In object detection, we usually use a bounding box to describe the spatial location of an object.
Below tutorial fine-tune a pre-trained RetinaNet model with ResNet-50 as backbone for object detection and also saves and exports the trained model which can be reused later.
You can follow the similar approach in the above tutorial for your use case.
Also, you can try any of the models in the official object detection section of Model Garden Library.
I dont know if you are up for a more extended discussion. I did this previously:
Load VGG16 without the output layers
Add a regression head
Train with 400 faces images using as label a vector with the 4 the coordinates
Predict on new face pictures and the test set
This approach seems to just not work with any image that is not from the dataset, and even within the dataset, it seems not to get the box small enough around the face.
The above posted link covers almost all the work around one should perform to make the model learn.
I wanted to add a few more tips which have greatly helped me in such a scenario.
Increase the sample size , more the data better is the learning . And try to generalize the samples so that it creates a generalizable model.
Try to augment and normalize the dataset to increase the number of samples. Data augmentation and normalization are two prevalent techniques used to improve generalizability.
Regularization and reducing the architecture complexity are two other methods commonly used to prevent overfitting.

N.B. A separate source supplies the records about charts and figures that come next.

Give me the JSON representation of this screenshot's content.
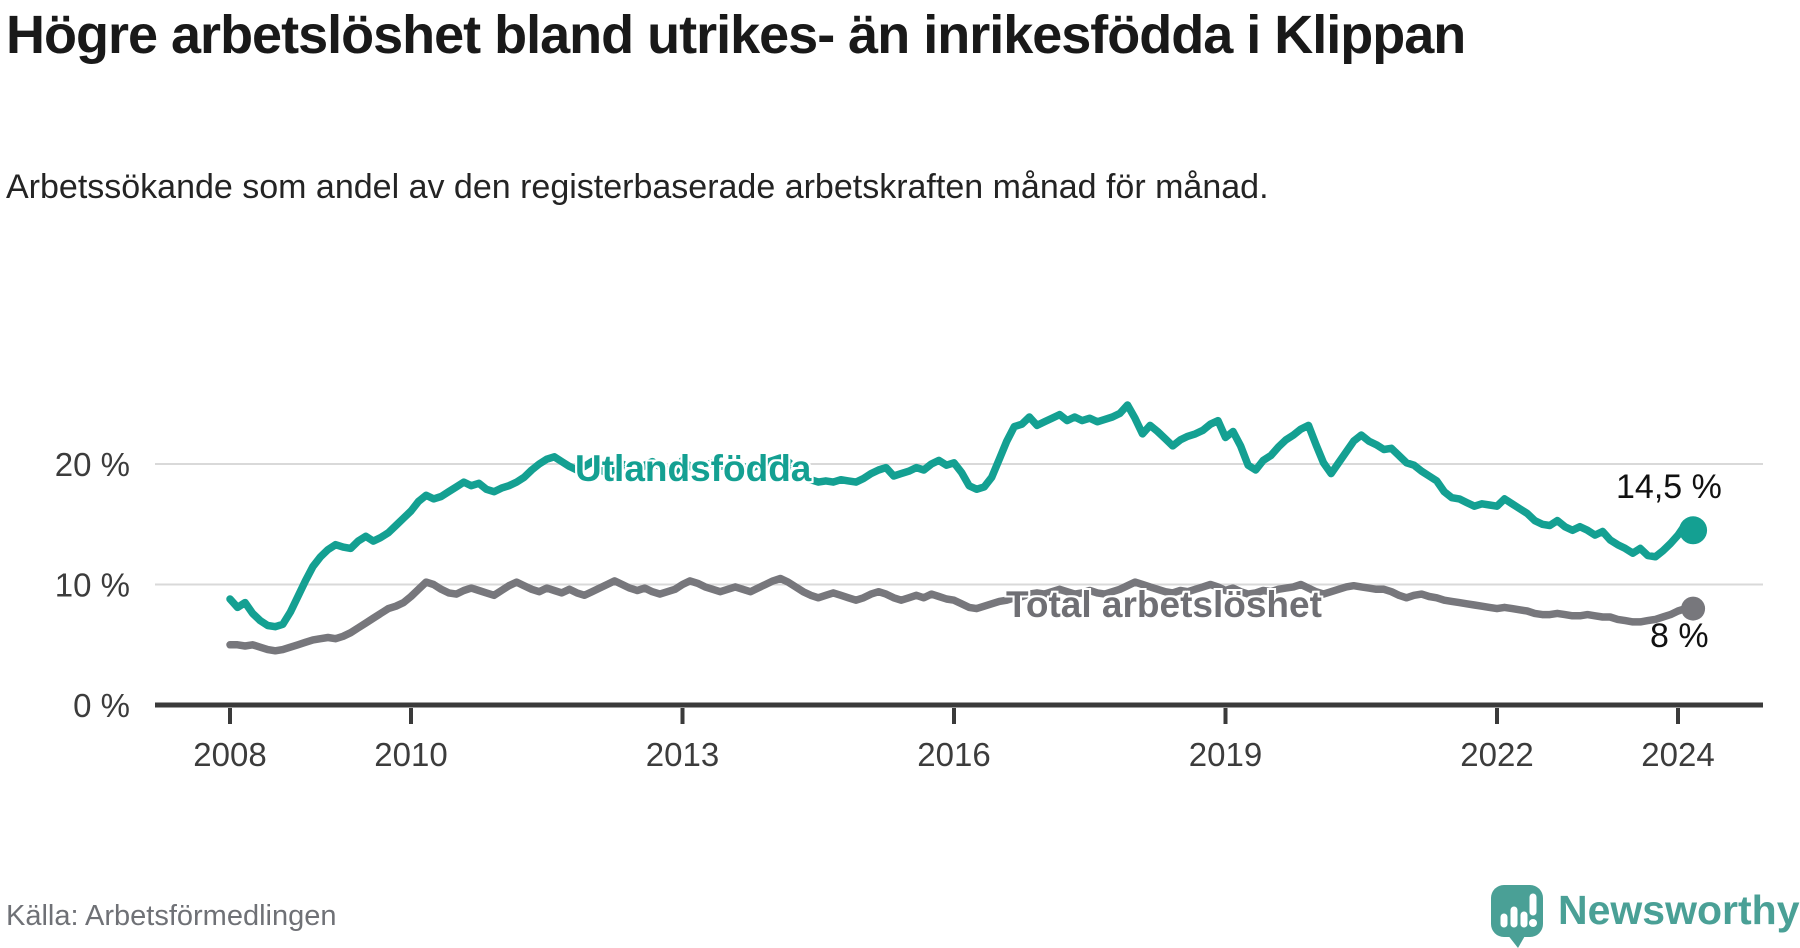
{
  "header": {
    "title": "Högre arbetslöshet bland utrikes- än inrikesfödda i Klippan",
    "subtitle": "Arbetssökande som andel av den registerbaserade arbetskraften månad för månad."
  },
  "footer": {
    "source": "Källa: Arbetsförmedlingen",
    "brand": "Newsworthy",
    "brand_color": "#4aa096"
  },
  "chart_data": {
    "type": "line",
    "title": "Högre arbetslöshet bland utrikes- än inrikesfödda i Klippan",
    "subtitle": "Arbetssökande som andel av den registerbaserade arbetskraften månad för månad.",
    "unit": "%",
    "frequency": "monthly",
    "start": "2008-01",
    "end": "2024-03",
    "grid": true,
    "legend": "inline-labels",
    "x_axis": {
      "tick_years": [
        2008,
        2010,
        2013,
        2016,
        2019,
        2022,
        2024
      ],
      "range": [
        2008,
        2024.25
      ]
    },
    "y_axis": {
      "range": [
        0,
        26
      ],
      "ticks": [
        {
          "value": 0,
          "label": "0 %"
        },
        {
          "value": 10,
          "label": "10 %"
        },
        {
          "value": 20,
          "label": "20 %"
        }
      ]
    },
    "axis_color": "#3a3a3a",
    "gridline_color": "#d9d9d9",
    "series": [
      {
        "name": "Utlandsfödda",
        "color": "#14a092",
        "end_label": "14,5 %",
        "end_value": 14.5,
        "values": [
          8.8,
          8.1,
          8.5,
          7.6,
          7.0,
          6.6,
          6.5,
          6.7,
          7.7,
          9.0,
          10.3,
          11.5,
          12.3,
          12.9,
          13.3,
          13.1,
          13.0,
          13.6,
          14.0,
          13.6,
          13.9,
          14.3,
          14.9,
          15.5,
          16.1,
          16.9,
          17.4,
          17.1,
          17.3,
          17.7,
          18.1,
          18.5,
          18.2,
          18.4,
          17.9,
          17.7,
          18.0,
          18.2,
          18.5,
          18.9,
          19.5,
          20.0,
          20.4,
          20.6,
          20.2,
          19.8,
          19.5,
          19.8,
          20.2,
          19.6,
          19.2,
          19.6,
          20.0,
          19.7,
          19.4,
          19.9,
          20.2,
          19.8,
          19.5,
          19.3,
          20.3,
          19.8,
          19.6,
          19.9,
          20.1,
          19.8,
          19.9,
          20.1,
          19.8,
          19.6,
          19.9,
          20.1,
          20.3,
          20.5,
          20.2,
          19.6,
          19.1,
          18.7,
          18.5,
          18.6,
          18.5,
          18.7,
          18.6,
          18.5,
          18.8,
          19.2,
          19.5,
          19.7,
          19.0,
          19.2,
          19.4,
          19.7,
          19.5,
          20.0,
          20.3,
          19.9,
          20.1,
          19.3,
          18.2,
          17.9,
          18.1,
          18.9,
          20.4,
          21.9,
          23.1,
          23.3,
          23.9,
          23.2,
          23.5,
          23.8,
          24.1,
          23.6,
          23.9,
          23.6,
          23.8,
          23.5,
          23.7,
          23.9,
          24.2,
          24.9,
          23.8,
          22.5,
          23.2,
          22.7,
          22.1,
          21.5,
          22.0,
          22.3,
          22.5,
          22.8,
          23.3,
          23.6,
          22.2,
          22.7,
          21.5,
          19.9,
          19.5,
          20.3,
          20.7,
          21.4,
          22.0,
          22.4,
          22.9,
          23.2,
          21.6,
          20.1,
          19.2,
          20.1,
          21.0,
          21.9,
          22.4,
          21.9,
          21.6,
          21.2,
          21.3,
          20.7,
          20.1,
          19.9,
          19.4,
          19.0,
          18.6,
          17.7,
          17.2,
          17.1,
          16.8,
          16.5,
          16.7,
          16.6,
          16.5,
          17.1,
          16.7,
          16.3,
          15.9,
          15.3,
          15.0,
          14.9,
          15.3,
          14.8,
          14.5,
          14.8,
          14.5,
          14.1,
          14.4,
          13.7,
          13.3,
          13.0,
          12.6,
          13.0,
          12.4,
          12.3,
          12.8,
          13.4,
          14.1,
          15.0,
          14.5
        ]
      },
      {
        "name": "Total arbetslöshet",
        "color": "#77777c",
        "label_color": "#6f6f74",
        "end_label": "8 %",
        "end_value": 8.0,
        "values": [
          5.0,
          5.0,
          4.9,
          5.0,
          4.8,
          4.6,
          4.5,
          4.6,
          4.8,
          5.0,
          5.2,
          5.4,
          5.5,
          5.6,
          5.5,
          5.7,
          6.0,
          6.4,
          6.8,
          7.2,
          7.6,
          8.0,
          8.2,
          8.5,
          9.0,
          9.6,
          10.2,
          10.0,
          9.6,
          9.3,
          9.2,
          9.5,
          9.7,
          9.5,
          9.3,
          9.1,
          9.5,
          9.9,
          10.2,
          9.9,
          9.6,
          9.4,
          9.7,
          9.5,
          9.3,
          9.6,
          9.3,
          9.1,
          9.4,
          9.7,
          10.0,
          10.3,
          10.0,
          9.7,
          9.5,
          9.7,
          9.4,
          9.2,
          9.4,
          9.6,
          10.0,
          10.3,
          10.1,
          9.8,
          9.6,
          9.4,
          9.6,
          9.8,
          9.6,
          9.4,
          9.7,
          10.0,
          10.3,
          10.5,
          10.2,
          9.8,
          9.4,
          9.1,
          8.9,
          9.1,
          9.3,
          9.1,
          8.9,
          8.7,
          8.9,
          9.2,
          9.4,
          9.2,
          8.9,
          8.7,
          8.9,
          9.1,
          8.9,
          9.2,
          9.0,
          8.8,
          8.7,
          8.4,
          8.1,
          8.0,
          8.2,
          8.4,
          8.6,
          8.7,
          8.9,
          9.0,
          9.2,
          9.3,
          9.2,
          9.4,
          9.6,
          9.4,
          9.2,
          9.3,
          9.5,
          9.3,
          9.2,
          9.4,
          9.6,
          9.9,
          10.2,
          10.0,
          9.8,
          9.6,
          9.4,
          9.3,
          9.5,
          9.4,
          9.6,
          9.8,
          10.0,
          9.8,
          9.5,
          9.7,
          9.4,
          9.2,
          9.3,
          9.5,
          9.4,
          9.6,
          9.7,
          9.8,
          10.0,
          9.7,
          9.4,
          9.2,
          9.4,
          9.6,
          9.8,
          9.9,
          9.8,
          9.7,
          9.6,
          9.6,
          9.4,
          9.1,
          8.9,
          9.1,
          9.2,
          9.0,
          8.9,
          8.7,
          8.6,
          8.5,
          8.4,
          8.3,
          8.2,
          8.1,
          8.0,
          8.1,
          8.0,
          7.9,
          7.8,
          7.6,
          7.5,
          7.5,
          7.6,
          7.5,
          7.4,
          7.4,
          7.5,
          7.4,
          7.3,
          7.3,
          7.1,
          7.0,
          6.9,
          6.9,
          7.0,
          7.1,
          7.3,
          7.5,
          7.8,
          8.0,
          8.0
        ]
      }
    ],
    "source": "Källa: Arbetsförmedlingen"
  }
}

Try Trainable to True , in my experience, I always got better performance (lower error in regression) when setting Trainable=True .
If none of the above tips works , we need to inspect the model architecture (which is fixed in our case).
Let us know if the above tips works for you.
I followed it but find it rather cumbersome in terms of notation to be honest, yet I will try it. At the moment I just tried YoloV4 from pytorch implementation, and seems rather easy to run and get results from it.